Internal combustion engines will play an important role in the coming decades, even considering targets of carbon neutrality for a sustainable future. This will be especially true in regions where pure electrified vehicle implementation is not yet practical, or for long-range heavy load transportation purposes, even in regions where BEV infrastructure is well established.
HEV/PHEV’s importance and contribution to CO2 emission reduction together with carbon neutral fuels such as hydrogen, e-fuel and biomass fuel etc. will remain crucial regardless of region/transport sectors. In this respect, brake thermal efficiency improvements by friction reduction needs further investigation. This is especially so with the crankshaft bearings’ lubrication system, which can provide as much as 40% of the total mechanical losses in some cases.
It is a well-established fact, that plain bearings require a minimum oil flow volume to maintain their real function rather than oil pressure. However, transportation of oil to the connecting-rod bearings, from the crank main journals, via a rotating oil supply hole inside the crankshaft, requires a certain minimum pressure in order to cope with centrifugal force. Additionally, the pressure drop caused by oil flow needs to be considered.

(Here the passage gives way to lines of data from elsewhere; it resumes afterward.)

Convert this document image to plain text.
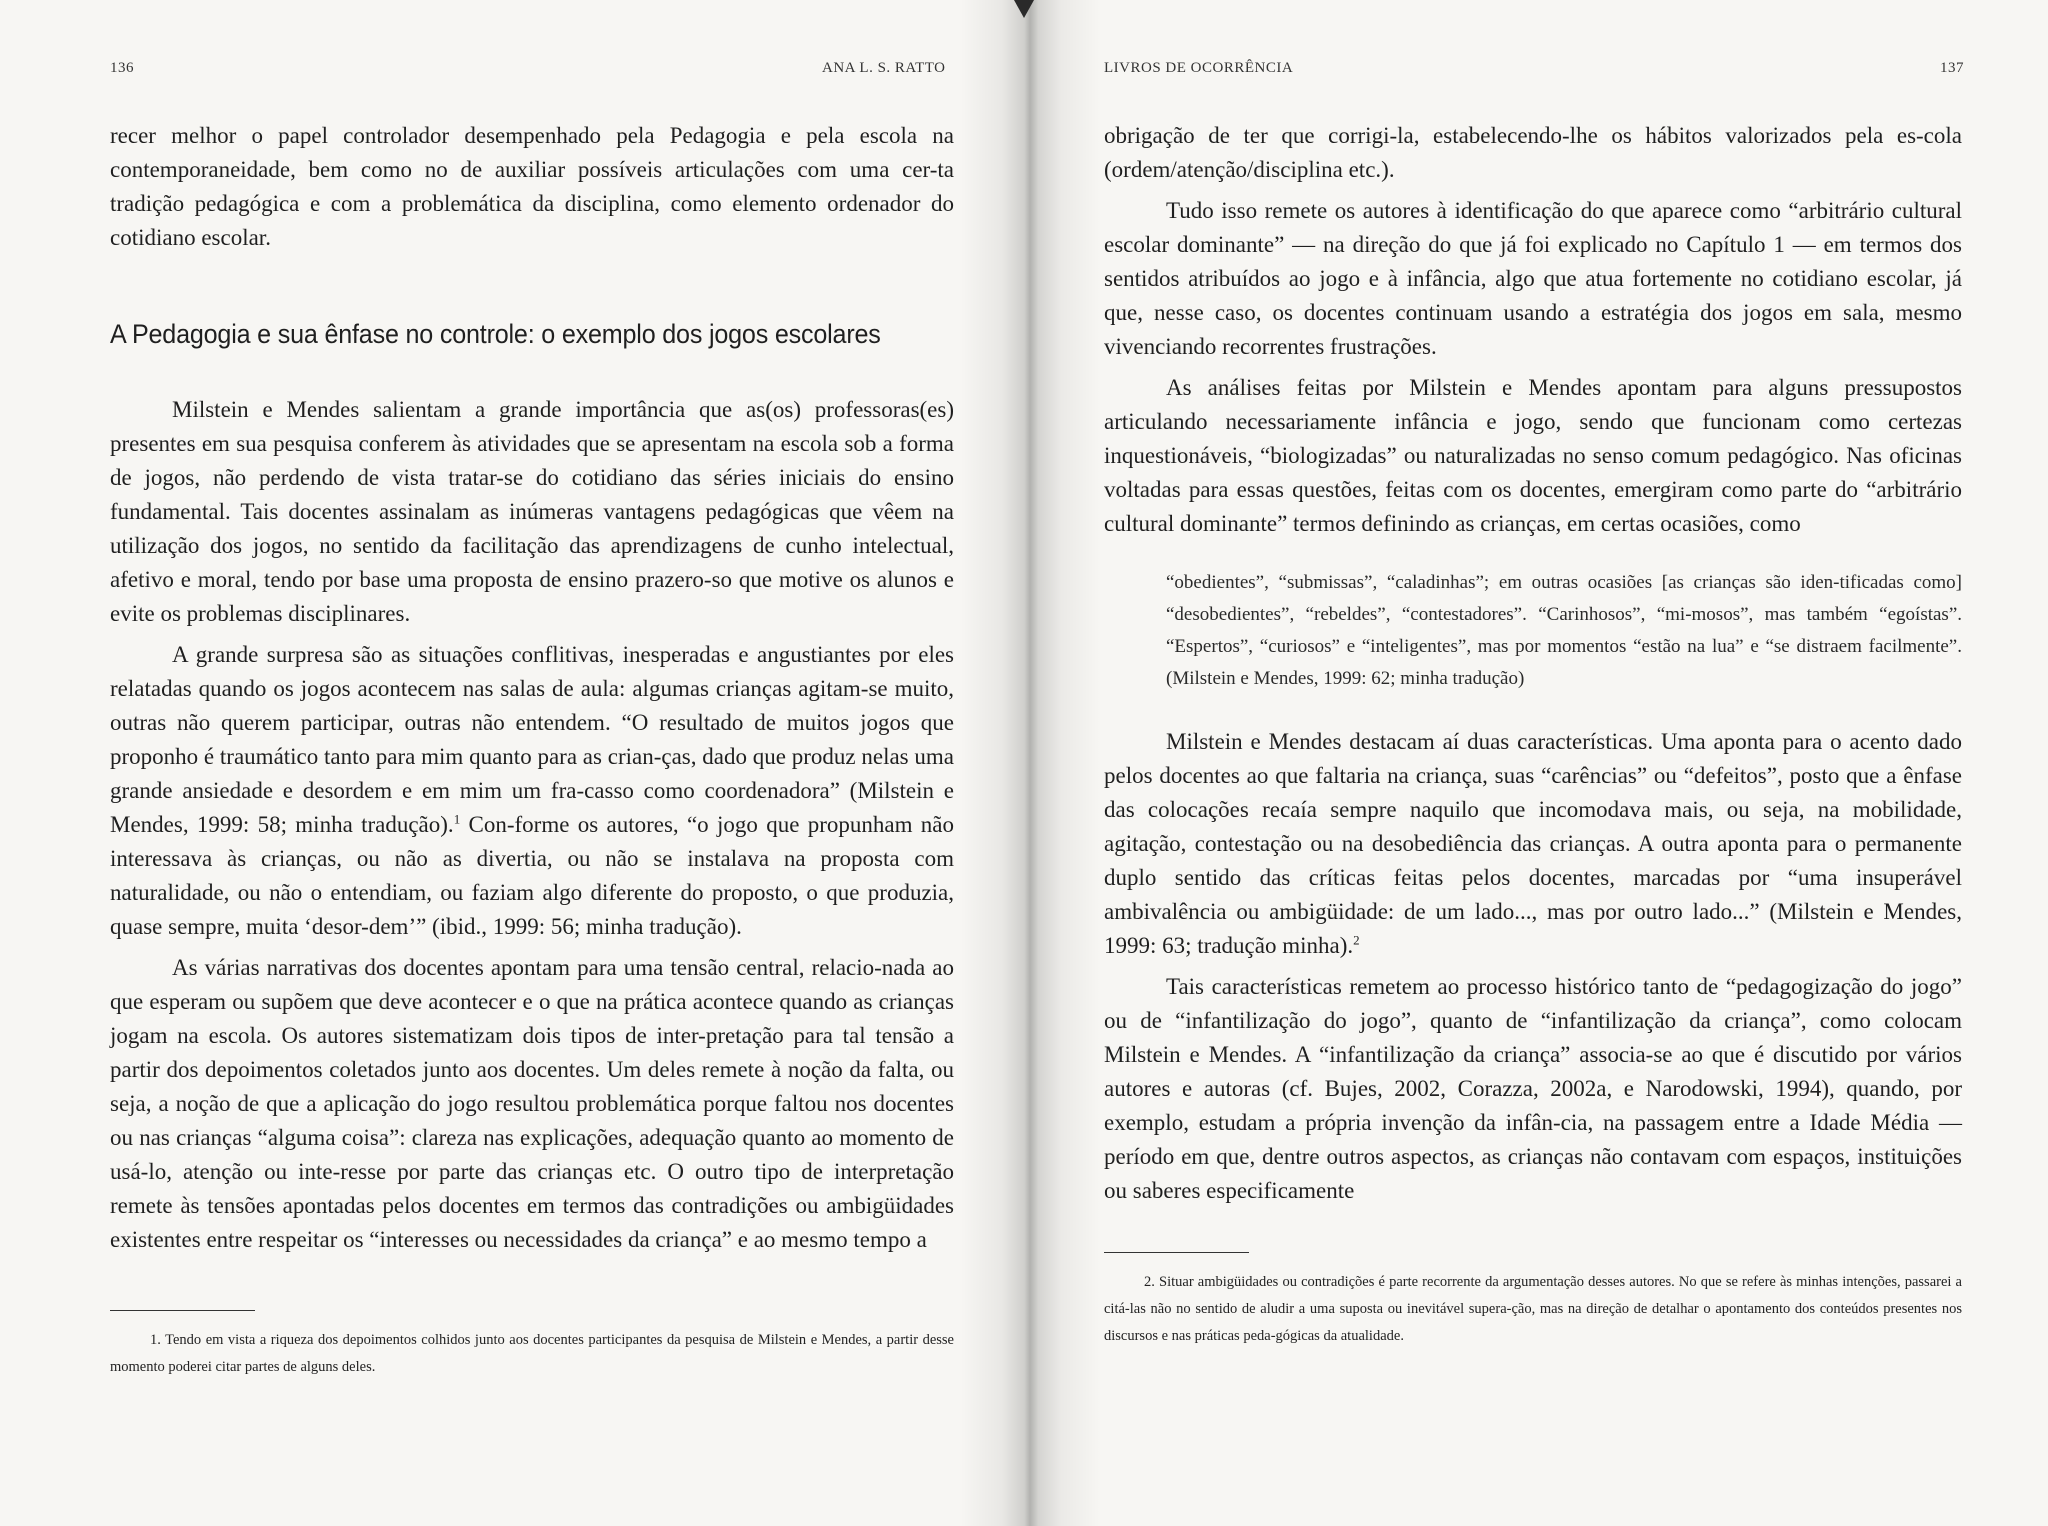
136	ANA L. S. RATTO

recer melhor o papel controlador desempenhado pela Pedagogia e pela escola na contemporaneidade, bem como no de auxiliar possíveis articulações com uma cer-ta tradição pedagógica e com a problemática da disciplina, como elemento ordenador do cotidiano escolar.

A Pedagogia e sua ênfase no controle: o exemplo dos jogos escolares

Milstein e Mendes salientam a grande importância que as(os) professoras(es) presentes em sua pesquisa conferem às atividades que se apresentam na escola sob a forma de jogos, não perdendo de vista tratar-se do cotidiano das séries iniciais do ensino fundamental. Tais docentes assinalam as inúmeras vantagens pedagógicas que vêem na utilização dos jogos, no sentido da facilitação das aprendizagens de cunho intelectual, afetivo e moral, tendo por base uma proposta de ensino prazero-so que motive os alunos e evite os problemas disciplinares.

A grande surpresa são as situações conflitivas, inesperadas e angustiantes por eles relatadas quando os jogos acontecem nas salas de aula: algumas crianças agitam-se muito, outras não querem participar, outras não entendem. “O resultado de muitos jogos que proponho é traumático tanto para mim quanto para as crian-ças, dado que produz nelas uma grande ansiedade e desordem e em mim um fra-casso como coordenadora” (Milstein e Mendes, 1999: 58; minha tradução).$^1$ Con-forme os autores, “o jogo que propunham não interessava às crianças, ou não as divertia, ou não se instalava na proposta com naturalidade, ou não o entendiam, ou faziam algo diferente do proposto, o que produzia, quase sempre, muita ‘desor-dem’” (ibid., 1999: 56; minha tradução).

As várias narrativas dos docentes apontam para uma tensão central, relacio-nada ao que esperam ou supõem que deve acontecer e o que na prática acontece quando as crianças jogam na escola. Os autores sistematizam dois tipos de inter-pretação para tal tensão a partir dos depoimentos coletados junto aos docentes. Um deles remete à noção da falta, ou seja, a noção de que a aplicação do jogo resultou problemática porque faltou nos docentes ou nas crianças “alguma coisa”: clareza nas explicações, adequação quanto ao momento de usá-lo, atenção ou inte-resse por parte das crianças etc. O outro tipo de interpretação remete às tensões apontadas pelos docentes em termos das contradições ou ambigüidades existentes entre respeitar os “interesses ou necessidades da criança” e ao mesmo tempo a

1. Tendo em vista a riqueza dos depoimentos colhidos junto aos docentes participantes da pesquisa de Milstein e Mendes, a partir desse momento poderei citar partes de alguns deles.

LIVROS DE OCORRÊNCIA	137

obrigação de ter que corrigi-la, estabelecendo-lhe os hábitos valorizados pela es-cola (ordem/atenção/disciplina etc.).

Tudo isso remete os autores à identificação do que aparece como “arbitrário cultural escolar dominante” — na direção do que já foi explicado no Capítulo 1 — em termos dos sentidos atribuídos ao jogo e à infância, algo que atua fortemente no cotidiano escolar, já que, nesse caso, os docentes continuam usando a estratégia dos jogos em sala, mesmo vivenciando recorrentes frustrações.

As análises feitas por Milstein e Mendes apontam para alguns pressupostos articulando necessariamente infância e jogo, sendo que funcionam como certezas inquestionáveis, “biologizadas” ou naturalizadas no senso comum pedagógico. Nas oficinas voltadas para essas questões, feitas com os docentes, emergiram como parte do “arbitrário cultural dominante” termos definindo as crianças, em certas ocasiões, como

“obedientes”, “submissas”, “caladinhas”; em outras ocasiões [as crianças são iden-tificadas como] “desobedientes”, “rebeldes”, “contestadores”. “Carinhosos”, “mi-mosos”, mas também “egoístas”. “Espertos”, “curiosos” e “inteligentes”, mas por momentos “estão na lua” e “se distraem facilmente”. (Milstein e Mendes, 1999: 62; minha tradução)

Milstein e Mendes destacam aí duas características. Uma aponta para o acento dado pelos docentes ao que faltaria na criança, suas “carências” ou “defeitos”, posto que a ênfase das colocações recaía sempre naquilo que incomodava mais, ou seja, na mobilidade, agitação, contestação ou na desobediência das crianças. A outra aponta para o permanente duplo sentido das críticas feitas pelos docentes, marcadas por “uma insuperável ambivalência ou ambigüidade: de um lado..., mas por outro lado...” (Milstein e Mendes, 1999: 63; tradução minha).$^2$

Tais características remetem ao processo histórico tanto de “pedagogização do jogo” ou de “infantilização do jogo”, quanto de “infantilização da criança”, como colocam Milstein e Mendes. A “infantilização da criança” associa-se ao que é discutido por vários autores e autoras (cf. Bujes, 2002, Corazza, 2002a, e Narodowski, 1994), quando, por exemplo, estudam a própria invenção da infân-cia, na passagem entre a Idade Média — período em que, dentre outros aspectos, as crianças não contavam com espaços, instituições ou saberes especificamente

2. Situar ambigüidades ou contradições é parte recorrente da argumentação desses autores. No que se refere às minhas intenções, passarei a citá-las não no sentido de aludir a uma suposta ou inevitável supera-ção, mas na direção de detalhar o apontamento dos conteúdos presentes nos discursos e nas práticas peda-gógicas da atualidade.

An important aspect to lower the oil pressure requirement while maintaining requisite oil flow to the connecting-rod bearings, is the oil supply hole to crank rotating axis distance. This practice is already exploited in some racing engine crankshafts, which require higher rotation speeds than normal road use engines. Furthermore, minimizing oil leaks from bearings can enhance the bearing lubrication system’s efficiency. In order to overcome this dilemma and optimize the crankshaft bearing system, a distinct oil supply hole arrangement is adopted in the crankshaft. This crankshaft has oil supply holes far from the rotation axis and the crank pin oil outlet ports close to the crank axis. This crankshaft also has four inlet ports in the main journal, that additionally exploit dynamic pressure from crankshaft rotation. To explain this, the crankshaft is evaluated on an engine test bench and its friction reduction potential was quantified by analysing the test results.